Пригубьте, о братья! Бокал мой до краю
Наполнен ведь вами – не мною.

(Саша Черный)

... А вернулась елка в дома в период правления Николая I в первой половине ХIХ века. Спасибо его жене, Александре Федоровне. Во время очередных новогодних торжеств она упросила своего мужа поставить на праздничный стол маленькую елочку, что и было выполнено.

Это так понравилось придворным, что уже на следующий новый год во всех домах знати «затеплились» такие елочки. А потом это ушло в народ.

Сусальный ангел

На разукрашенную елку
И на играющих детей
Сусальный ангел смотрит в щелку
Закрытых наглухо дверей.

А няня топит печку в детской,
Огонь трещит, горит светло...
Но ангел тает. Он – немецкий.
Ему не больно и тепло.

Сначала тают крылья крошки,
Головка падает назад,
Сломались сахарные ножки
И в сладкой лужице лежат...

Потом и лужица засохла.
Хозяйка ищет – нет его...
А няня старая оглохла,
Ворчит, не помнит ничего...

Ломайтесь, тайте и умрите,
Созданья хрупкие мечты,
Под ярким пламенем событий,
Под гул житейской суеты!

Так!
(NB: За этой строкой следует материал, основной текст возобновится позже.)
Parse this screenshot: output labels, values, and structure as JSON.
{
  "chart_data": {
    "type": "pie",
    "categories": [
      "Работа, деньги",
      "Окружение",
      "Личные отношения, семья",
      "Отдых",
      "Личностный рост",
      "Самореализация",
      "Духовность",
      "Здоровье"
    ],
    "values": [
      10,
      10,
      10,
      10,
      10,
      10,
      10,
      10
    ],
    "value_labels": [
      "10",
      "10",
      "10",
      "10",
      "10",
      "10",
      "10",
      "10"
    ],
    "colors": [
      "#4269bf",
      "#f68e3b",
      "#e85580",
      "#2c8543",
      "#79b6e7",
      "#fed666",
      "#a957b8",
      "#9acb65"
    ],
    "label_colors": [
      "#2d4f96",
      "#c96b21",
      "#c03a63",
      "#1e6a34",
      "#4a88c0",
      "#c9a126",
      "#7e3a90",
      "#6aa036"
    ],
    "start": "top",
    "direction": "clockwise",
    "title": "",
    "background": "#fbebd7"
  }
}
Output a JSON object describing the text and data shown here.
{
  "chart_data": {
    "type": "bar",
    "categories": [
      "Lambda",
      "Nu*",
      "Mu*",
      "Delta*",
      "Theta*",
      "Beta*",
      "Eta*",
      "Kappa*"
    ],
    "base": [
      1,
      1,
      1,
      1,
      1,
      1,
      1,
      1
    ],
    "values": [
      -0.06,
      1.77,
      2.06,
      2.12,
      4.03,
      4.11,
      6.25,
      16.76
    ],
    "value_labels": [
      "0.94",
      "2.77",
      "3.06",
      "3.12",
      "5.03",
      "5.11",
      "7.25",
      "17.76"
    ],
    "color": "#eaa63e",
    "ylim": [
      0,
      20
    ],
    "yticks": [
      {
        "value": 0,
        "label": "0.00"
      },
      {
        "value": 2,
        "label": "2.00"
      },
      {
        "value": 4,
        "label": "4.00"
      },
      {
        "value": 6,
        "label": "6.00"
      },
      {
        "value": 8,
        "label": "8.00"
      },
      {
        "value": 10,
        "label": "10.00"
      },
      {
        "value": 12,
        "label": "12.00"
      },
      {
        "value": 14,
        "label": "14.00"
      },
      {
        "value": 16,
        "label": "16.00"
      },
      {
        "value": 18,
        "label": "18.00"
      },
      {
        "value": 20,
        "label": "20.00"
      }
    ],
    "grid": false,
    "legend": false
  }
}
Погибайте! Что в вас толку?
Пускай лишь раз, былым дыша,
О вас поплачет втихомолку
Шалунья девочка – душа...

(Александр Блок, 25 ноября 1909)

Ну а потом пошло-поехало.

Маскарады, балы.

Очень была популярна высшем свете игра «говорящие живые картины». «Девять муз и Аполлон». Там барышни изображали муз, протяжно декламируя специально написанные для этого стихи. А один из гостей изображал Аполлона. Появлялся в дверях с бумажной лирой в руках.

А потом их всех опишет – и Аполлона, и попроще людей – в своем стихотворении Иосиф Бродский. И все мы там, в этом стихотворении, окажемся, как мушки в новогоднем янтаре.

Рождественский романс

Плывет в тоске необъяснимой
среди кирпичного надсада
ночной кораблик негасимый
из Александровского сада,
ночной фонарик нелюдимый,
на розу желтую похожий,
над головой своих любимых,
у ног прохожих.

Плывет в тоске необъяснимой
пчелиный ход сомнамбул, пьяниц.
В ночной столице фотоснимок
печально сделал иностранец,
и выезжает на Ордынку
такси с больными седоками,
и мертвецы стоят в обнимку
с особняками.

Плывет в тоске необъяснимой
певец печальный по столице,
стоит у лавки керосинной
печальный дворник круглолицый,
спешит по улице невзрачной
любовник старый и красивый.

Полночный поезд новобрачный
плывет в тоске необъяснимой.
Плывет во мгле замоскворецкой,
пловец в несчастие случайный,
блуждает выговор еврейский
на желтой лестнице печальной,
и от любви до невеселья
под Новый год, под воскресенье,
плывет красотка записная,
своей тоски не объясняя.

Плывет в глазах холодный вечер,
дрожат снежинки на вагоне,
морозный ветер, бледный ветер
обтянет красные ладони,
и льется мед огней вечерних
и пахнет сладкою халвою;
ночной пирог несет сочельник
над головою.

Твой Новый год по темно-синей
волне средь моря городского
плывет в тоске необъяснимой,
как будто жизнь начнется снова,
как будто будет свет и слава,
удачный день и вдоволь хлеба,
как будто жизнь качнется вправо,
качнувшись влево.

(1961 год)

Зажжем же огоньки на елке и мы, впустим в дом праздник, помолимся, чтоб нас миновали беда, разлука и разрушения. Поверим в чудо и старое счастье.